Nesne ilişkilerindeki nesne terimini insanın ilişkilendiği canlı-cansız, fiziksel varlık, düşlemsel varlık gibi bir çok ‘şey’ için kullanırız.

Bu temel ilişkilenme biçimi nesneyi kontrol edebilme, onu evirip çevirme, istediği biçimde onu dönüştürme şeklinde veya içine onu alırken dış gerçekliğinden farklılaştırma şeklinde deneyimlenir.

Zamanla insan yavrusu kendisini bir bütünsel özne olarak deneyimlemeye başladığında nesnenin içindeki özneyi de görebilir hale gelir. Nesne hala bir yandan nesnedir. Evirip çevrilmeye, dönüştürülmeye muhtaçtır. Ama bir yandan içinde bir yerlerde özne de vardır.

Proust’un Kayıp Zamanın İzinde’sinde anlatıcının aşk nesnelerinin içindeki özneyi bir türlü çıkaramadığını görürüz. Nesneler salt bir nesnedir. Özne olma potansiyelleri yoktur.

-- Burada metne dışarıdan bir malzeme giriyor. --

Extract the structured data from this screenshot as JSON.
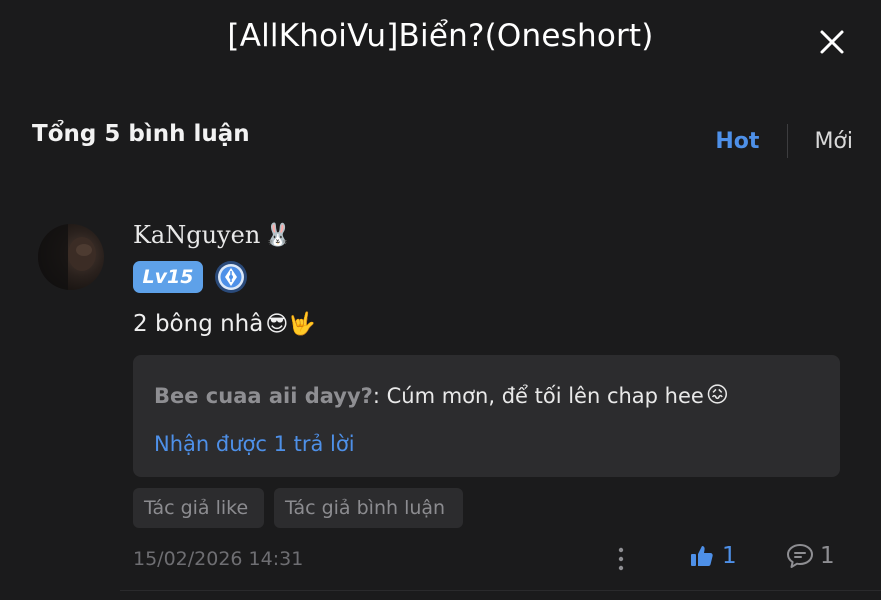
{
  "header": {
    "title": "[AllKhoiVu]Biển?(Oneshort)"
  },
  "comments_summary": {
    "count_label": "Tổng 5 bình luận",
    "sort_hot": "Hot",
    "sort_new": "Mới"
  },
  "comment": {
    "username": "KaNguyen",
    "username_emoji": "🐰",
    "level": "Lv15",
    "text": "2 bông nhâ",
    "text_emojis": "😎🤟",
    "reply": {
      "author": "Bee cuaa aii dayy?",
      "separator": ": ",
      "text": "Cúm mơn, để tối lên chap hee",
      "emoji": "😖",
      "more_label": "Nhận được 1 trả lời"
    },
    "tags": [
      "Tác giả like",
      "Tác giả bình luận"
    ],
    "timestamp": "15/02/2026 14:31",
    "like_count": "1",
    "reply_count": "1"
  },
  "colors": {
    "background": "#1b1b1c",
    "accent": "#4e90e8",
    "panel": "#2c2c2e",
    "level_badge": "#5ea1e9"
  },
  "icons": {
    "close": "close-icon",
    "author_badge": "pen-nib-badge-icon",
    "more": "vertical-dots-icon",
    "like": "thumbs-up-icon",
    "reply": "chat-bubble-icon"
  }
}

Bu şekilde anlatıcının, sürekli olarak hem kendisinin bir özne olarak nesneye muhtaçlığı kapsamında hem de bir bakıma nesnenin de özne olamayarak kendisine muhtaçlığı ile bir yapışıklık talebi vardır.

Fairbairn (1952), ‘nesneler ancak kötü nesne oldukları zaman daha köklü biçimde içselleştirilir’ der.

Proust ise, ‘ yalnızca yitirebileceğimiz nesneyi elimizde tutmak isteriz’ diyerek; insanın, kötü nesnenin tutarsızlığına ve terk etme ihtimaline karşı olan ısrarlı yapışıklığı ve kötü nesnenin istilasına uğramanın boğuculuğunun uzaklaşması arasında kaldığını anlatır.